— О, не беспокойся о папочке, дорогуша. Он ушел, но скоро вернется. А я его хороший друг.
Нижняя губа девочки задрожала, но Рики не обращал на это внимания: он пожирал глазами ее тело.
— Но я никогда раньше тебя не видела, — сказала она с недоверием.
— Ох, ну это ведь потому, что твой папа и я, понимаешь, работаем вместе на крабовых лодках.
Да уж. У Рики с головой все было не в порядке. А что насчет девчушки?
Даже не пытайтесь представить, что он с ней сделал, прежде чем поджечь лачугу и выскользнуть в ночь.
Часть третья
Патриции снились дым и огонь. Она бежала по лесу вдоль залитого лунным светом водоема, и, хотя вокруг нее бушевало пламя, она не ощущала ничего даже отдаленно похожего на страх. Напротив, Патриция чувствовала себя неуязвимой. Жар волнами расходился вокруг нее, но не причинял вреда. Вместо этого он будто усиливал пламя ее потаенных желаний.
— Вот что есть жара, — спокойно сказал голос. Это был доктор Салли, сидящий на стуле у деревьев. — Символика механизма снов. Наша воля руководствуется сознательными и подсознательными импульсами. Она выражает нашу суть с помощью субъективных построений — снов, — которые слишком сложны для реального мира.
Голос таял, словно дым. Патриция пыталась сосредоточиться на словах доктора и понять, что они могут значить применительно к ней, но куда больше ее беспокоило другое: почему она так спокойна посреди бушующего лесного пожара и почему от жара так приятно покалывает кожу? Она раскраснелась, почувствовала...
О Боже.
— Просто сон, — пробормотала Патриция. По крайней мере, она это понимала. — Это всего лишь сон. Мне не о чем беспокоиться.
— Правильно, — согласился доктор Салли. Но почему он походил на мертвеца? Лицо вытянутое и бледное, как старый воск. Темный костюм выцвел и кое-где прохудился.
Как будто он только что вылез из гроба, спустя месяцы после похорон.
— Наступил конец фрейдистской психодинамики, я полагаю, — разочарованно произнес он. — Боюсь, что в наше время психология мертва как наука.

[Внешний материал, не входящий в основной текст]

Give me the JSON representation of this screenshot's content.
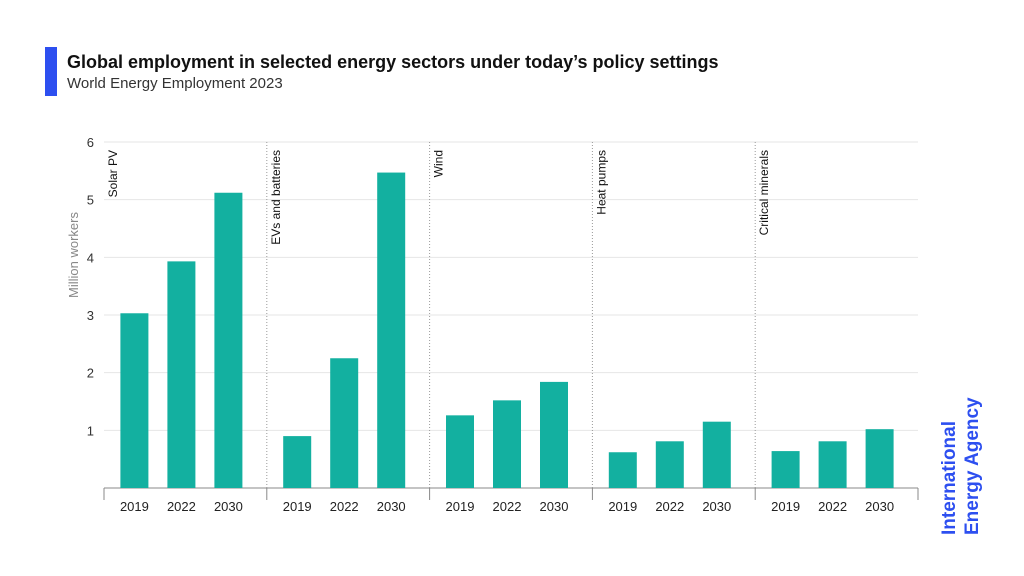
{
  "header": {
    "title": "Global employment in selected energy sectors under today’s policy settings",
    "subtitle": "World Energy Employment 2023"
  },
  "brand": {
    "line1": "International",
    "line2": "Energy Agency",
    "color": "#2d4ff0"
  },
  "colors": {
    "accent_bar": "#2d4ff0",
    "bar_fill": "#13b0a0",
    "axis": "#888888",
    "grid": "#e6e6e6",
    "divider": "#9a9a9a"
  },
  "chart_data": {
    "type": "bar",
    "ylabel": "Million workers",
    "ylim": [
      0,
      6
    ],
    "yticks": [
      1,
      2,
      3,
      4,
      5,
      6
    ],
    "grid": true,
    "categories": [
      "2019",
      "2022",
      "2030"
    ],
    "panels": [
      {
        "name": "Solar PV",
        "values": [
          3.03,
          3.93,
          5.12
        ]
      },
      {
        "name": "EVs and batteries",
        "values": [
          0.9,
          2.25,
          5.47
        ]
      },
      {
        "name": "Wind",
        "values": [
          1.26,
          1.52,
          1.84
        ]
      },
      {
        "name": "Heat pumps",
        "values": [
          0.62,
          0.81,
          1.15
        ]
      },
      {
        "name": "Critical minerals",
        "values": [
          0.64,
          0.81,
          1.02
        ]
      }
    ]
  }
}
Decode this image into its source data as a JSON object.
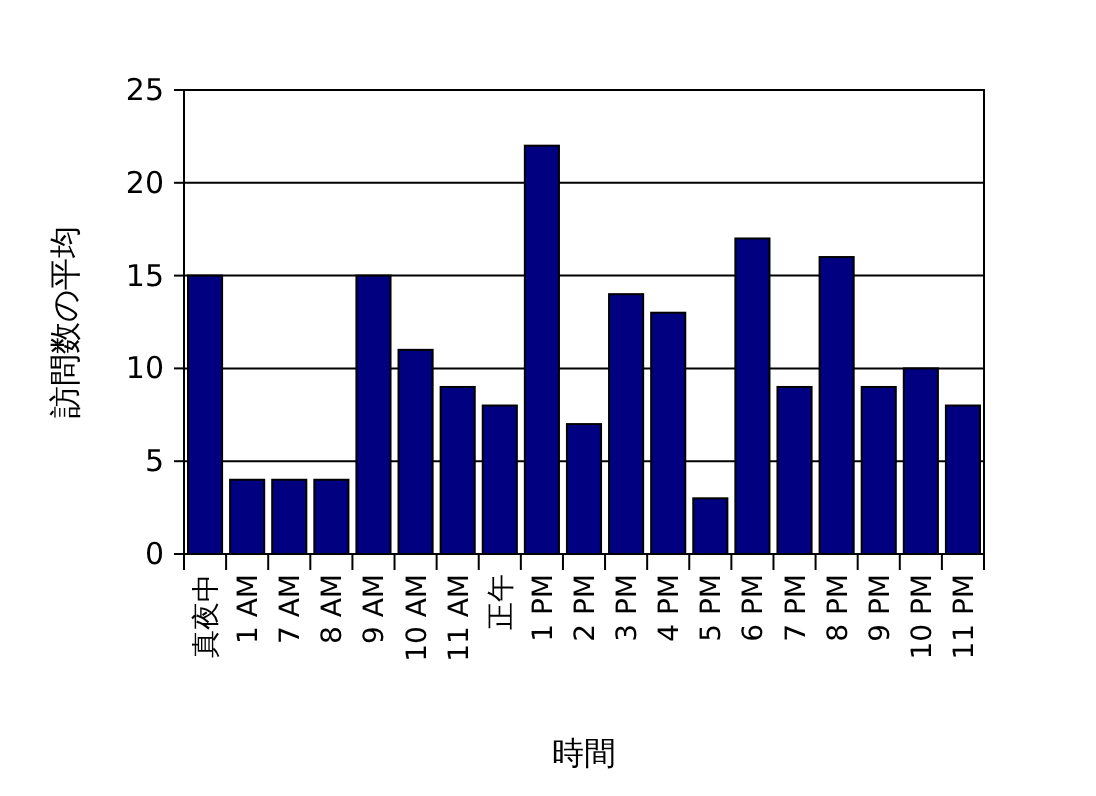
{
  "chart_data": {
    "type": "bar",
    "xlabel": "時間",
    "ylabel": "訪問数の平均",
    "categories": [
      "真夜中",
      "1 AM",
      "7 AM",
      "8 AM",
      "9 AM",
      "10 AM",
      "11 AM",
      "正午",
      "1 PM",
      "2 PM",
      "3 PM",
      "4 PM",
      "5 PM",
      "6 PM",
      "7 PM",
      "8 PM",
      "9 PM",
      "10 PM",
      "11 PM"
    ],
    "values": [
      15,
      4,
      4,
      4,
      15,
      11,
      9,
      8,
      22,
      7,
      14,
      13,
      3,
      17,
      9,
      16,
      9,
      10,
      8
    ],
    "color": "#000080",
    "ylim": [
      0,
      25
    ],
    "yticks": [
      0,
      5,
      10,
      15,
      20,
      25
    ],
    "grid": "y"
  }
}
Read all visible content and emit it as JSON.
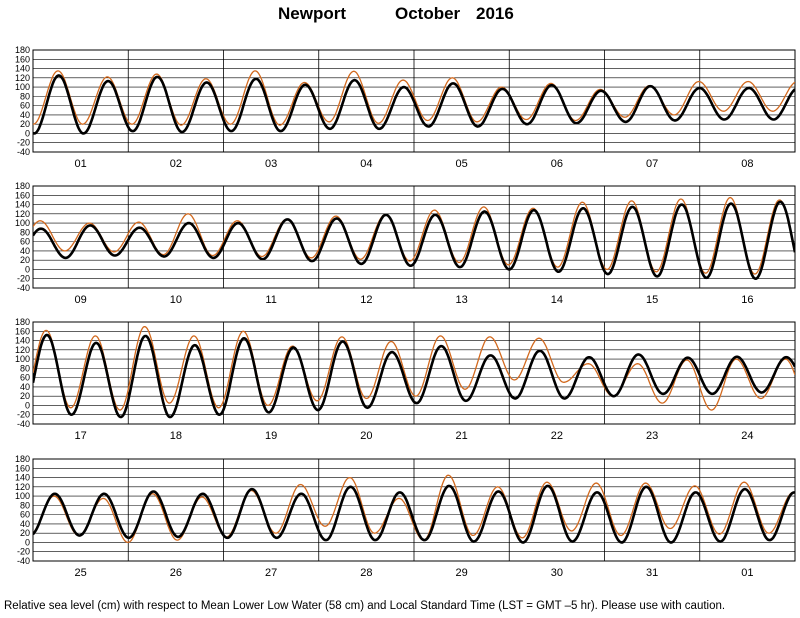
{
  "title": {
    "station": "Newport",
    "month": "October",
    "year": "2016"
  },
  "caption": "Relative sea level (cm) with respect to Mean Lower Low Water (58 cm) and Local Standard Time (LST = GMT –5 hr). Please use with caution.",
  "colors": {
    "predicted": "#000000",
    "observed": "#d2691e",
    "grid": "#000000"
  },
  "chart_data": {
    "type": "line",
    "ylim": [
      -40,
      180
    ],
    "y_ticks": [
      180,
      160,
      140,
      120,
      100,
      80,
      60,
      40,
      20,
      0,
      -20,
      -40
    ],
    "grid": true,
    "period_hours": 12.42,
    "panels": [
      {
        "days": [
          "01",
          "02",
          "03",
          "04",
          "05",
          "06",
          "07",
          "08"
        ],
        "predicted": {
          "highs": [
            125,
            113,
            122,
            110,
            118,
            105,
            115,
            100,
            108,
            96,
            104,
            92,
            102,
            98
          ],
          "lows": [
            0,
            5,
            3,
            5,
            5,
            10,
            10,
            15,
            15,
            20,
            22,
            25,
            28,
            30
          ],
          "first_high_hour": 6.5
        },
        "observed": {
          "highs": [
            135,
            122,
            128,
            118,
            135,
            110,
            134,
            115,
            120,
            100,
            108,
            95,
            103,
            112
          ],
          "lows": [
            20,
            20,
            18,
            20,
            18,
            25,
            22,
            28,
            25,
            30,
            28,
            35,
            40,
            48
          ],
          "first_high_hour": 6.3
        }
      },
      {
        "days": [
          "09",
          "10",
          "11",
          "12",
          "13",
          "14",
          "15",
          "16"
        ],
        "predicted": {
          "highs": [
            88,
            95,
            90,
            100,
            100,
            108,
            110,
            118,
            118,
            125,
            128,
            132,
            135,
            140,
            142,
            146
          ],
          "lows": [
            25,
            30,
            28,
            25,
            22,
            18,
            12,
            8,
            5,
            0,
            -5,
            -10,
            -15,
            -18,
            -20,
            -22
          ],
          "first_high_hour": 2.0
        },
        "observed": {
          "highs": [
            105,
            100,
            102,
            120,
            105,
            108,
            115,
            118,
            128,
            135,
            132,
            145,
            148,
            152,
            155,
            150
          ],
          "lows": [
            40,
            38,
            32,
            30,
            28,
            25,
            22,
            18,
            15,
            10,
            5,
            0,
            -5,
            -8,
            -10,
            -12
          ],
          "first_high_hour": 1.8
        }
      },
      {
        "days": [
          "17",
          "18",
          "19",
          "20",
          "21",
          "22",
          "23",
          "24"
        ],
        "predicted": {
          "highs": [
            152,
            135,
            150,
            130,
            145,
            125,
            138,
            115,
            128,
            108,
            118,
            104,
            110,
            103,
            105,
            104
          ],
          "lows": [
            -20,
            -25,
            -25,
            -20,
            -15,
            -10,
            -5,
            5,
            10,
            15,
            15,
            20,
            25,
            25,
            28,
            30
          ],
          "first_high_hour": 3.5
        },
        "observed": {
          "highs": [
            162,
            150,
            170,
            150,
            160,
            128,
            148,
            138,
            150,
            148,
            145,
            90,
            90,
            98,
            100,
            100
          ],
          "lows": [
            -5,
            -10,
            5,
            -5,
            0,
            10,
            15,
            20,
            35,
            55,
            50,
            20,
            5,
            -10,
            15,
            -5
          ],
          "first_high_hour": 3.3
        }
      },
      {
        "days": [
          "25",
          "26",
          "27",
          "28",
          "29",
          "30",
          "31",
          "01"
        ],
        "predicted": {
          "highs": [
            105,
            105,
            110,
            105,
            115,
            105,
            120,
            108,
            122,
            110,
            122,
            108,
            120,
            108,
            115,
            108
          ],
          "lows": [
            15,
            10,
            12,
            10,
            10,
            5,
            5,
            5,
            2,
            0,
            2,
            0,
            0,
            2,
            5,
            5
          ],
          "first_high_hour": 5.5
        },
        "observed": {
          "highs": [
            100,
            95,
            105,
            98,
            112,
            125,
            140,
            95,
            145,
            120,
            130,
            128,
            128,
            122,
            130,
            108
          ],
          "lows": [
            15,
            0,
            5,
            12,
            20,
            35,
            20,
            5,
            15,
            10,
            25,
            15,
            30,
            18,
            20,
            15
          ],
          "first_high_hour": 5.3
        }
      }
    ]
  }
}
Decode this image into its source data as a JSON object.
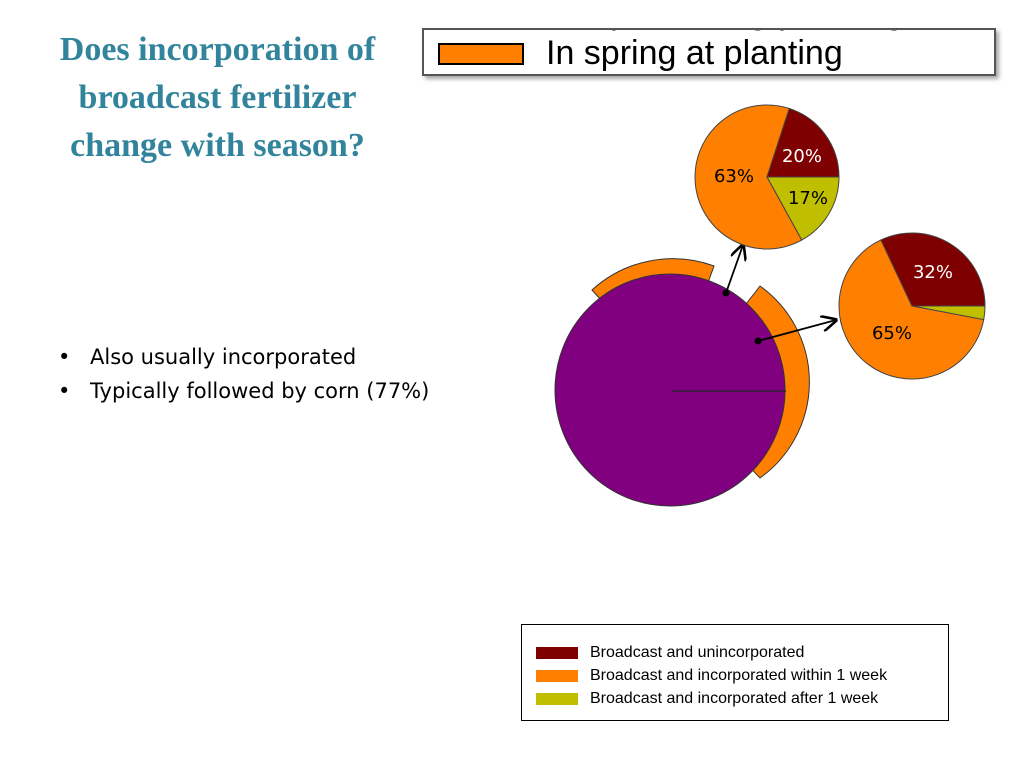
{
  "title": "Does incorporation of broadcast fertilizer change with season?",
  "bullets": [
    "Also usually incorporated",
    "Typically followed by corn (77%)"
  ],
  "top_legend": {
    "partial_text": "In fall preceding planting",
    "label": "In spring at planting",
    "swatch_color": "#ff8000"
  },
  "colors": {
    "unincorporated": "#7f0000",
    "within_1_week": "#ff8000",
    "after_1_week": "#bfbf00",
    "main_pie": "#800080"
  },
  "chart_data": [
    {
      "type": "pie",
      "series": [
        "Broadcast and unincorporated",
        "Broadcast and incorporated within 1 week",
        "Broadcast and incorporated after 1 week"
      ],
      "values": [
        20,
        63,
        17
      ],
      "labels": [
        "20%",
        "63%",
        "17%"
      ]
    },
    {
      "type": "pie",
      "series": [
        "Broadcast and unincorporated",
        "Broadcast and incorporated within 1 week",
        "Broadcast and incorporated after 1 week"
      ],
      "values": [
        32,
        65,
        3
      ],
      "labels": [
        "32%",
        "65%",
        ""
      ]
    }
  ],
  "legend": {
    "items": [
      {
        "label": "Broadcast and unincorporated",
        "color": "#7f0000"
      },
      {
        "label": "Broadcast and incorporated within 1 week",
        "color": "#ff8000"
      },
      {
        "label": "Broadcast and incorporated after 1 week",
        "color": "#bfbf00"
      }
    ]
  }
}
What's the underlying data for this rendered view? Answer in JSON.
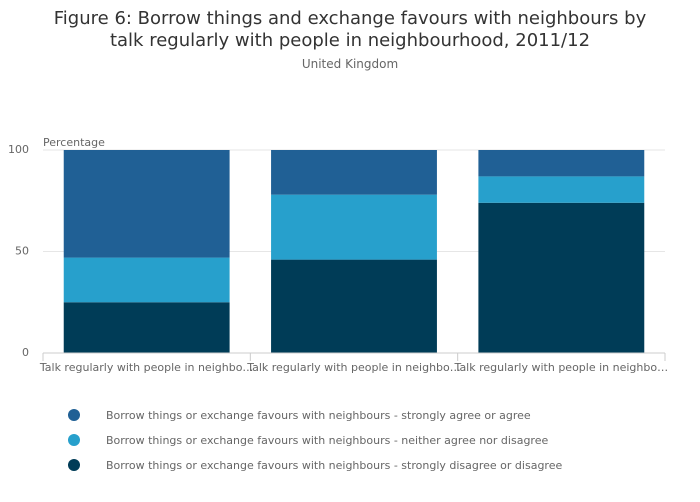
{
  "chart_data": {
    "type": "stacked_bar",
    "title": "Figure 6: Borrow things and exchange favours with neighbours by talk regularly with people in neighbourhood, 2011/12",
    "subtitle": "United Kingdom",
    "y_label": "Percentage",
    "categories": [
      "Talk regularly with people in neighbo…",
      "Talk regularly with people in neighbo…",
      "Talk regularly with people in neighbo…"
    ],
    "series": [
      {
        "name": "Borrow things or exchange favours with neighbours - strongly agree or agree",
        "color": "#206095",
        "values": [
          53,
          22,
          13
        ]
      },
      {
        "name": "Borrow things or exchange favours with neighbours - neither agree nor disagree",
        "color": "#27a0cc",
        "values": [
          22,
          32,
          13
        ]
      },
      {
        "name": "Borrow things or exchange favours with neighbours - strongly disagree or disagree",
        "color": "#003c57",
        "values": [
          25,
          46,
          74
        ]
      }
    ],
    "ylim": [
      0,
      100
    ],
    "yticks": [
      0,
      50,
      100
    ],
    "grid": true
  }
}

Я мертв.
Патриция рассмеялась.
— Но вы правы, — повторил он, его голос превратился в мрачный хрип. — Это сон, так что вам не нужно ни о чем беспокоиться.
Патриция смотрела на него сквозь дым.
— И вам не нужно беспокоиться о том, что вы делаете.
Дым поглотил его. Пламя взметнулось за ее спиной, и она побежала вперед, хотя все еще не чувствовала страха. Под ногами хрустели ветки и листья, земля под ними была такой теплой. Вожделение — знойное проявление ее женского естества — росло вместе с пламенем. В какой-то момент она прорвалась сквозь деревья и поняла, что бредет по берегу озера, нет — пруда.
Ее осенило: «Это пруд на поле Боуэна».
Луна светила ей прямо в лицо. Несмотря на позднюю ночь, она могла хорошо разглядеть свое отражение на зеркальной поверхности пруда.
Видение повергло ее в легкий шок.
Без трусиков, в прозрачной ночной рубашке, которая липла к телу, Патриция была карикатурным образом женской сексуальности — настолько волшебство сна преобразило ее формы. И без того пышная грудь во сне стала еще больше, словно Патриция была беременна. Соски размером с оливки выступали под льнувшей к ней влажной ночной рубашкой. Сон углубил изгибы ее тела, расширил бедра, а когда она непроизвольно подняла подол, то увидела, что ей не хватает не только трусиков, но и волос на лобке.
Патриция изнывала от желания. Из-за ночного зноя на коже проступила испарина, словно материальное воплощение не поддающейся определению страсти.
Из воды поднялся Эрни: обнаженный, с мягкой улыбкой на лице и ищущими глазами. Она отвечала ему взглядом, но ее собственная улыбка была явно распутной, отражавшей томление жаждущей плоти. Патриция стояла задрав край ночной рубашки выше пупка.
Почему сейчас она должна чувствовать себя виноватой? Это был сон, и даже доктор Салли, чьи профессиональные воззрения чуть ранее приказали долго жить, подтвердил, что она может делать что хочет. И когда она разговаривала с настоящим доктором Салли по телефону, он, по сути, сказал ей, что она избавилась от травмы из своего прошлого.
И сон подтверждает это, разве не так? Вот она, на месте своего изнасилования, но как нормальное и совсем не травмированное сексуальное существо.
Ощущения разъедали ее тело. Она чувствовала себя порочной и грязной. Была ли это ее настоящая сущность? Была ли это настоящая Патриция? Или сон позволил ей оторваться по полной, чего она сама — особенно таким образом — не могла позволить себе сделать в реальной жизни?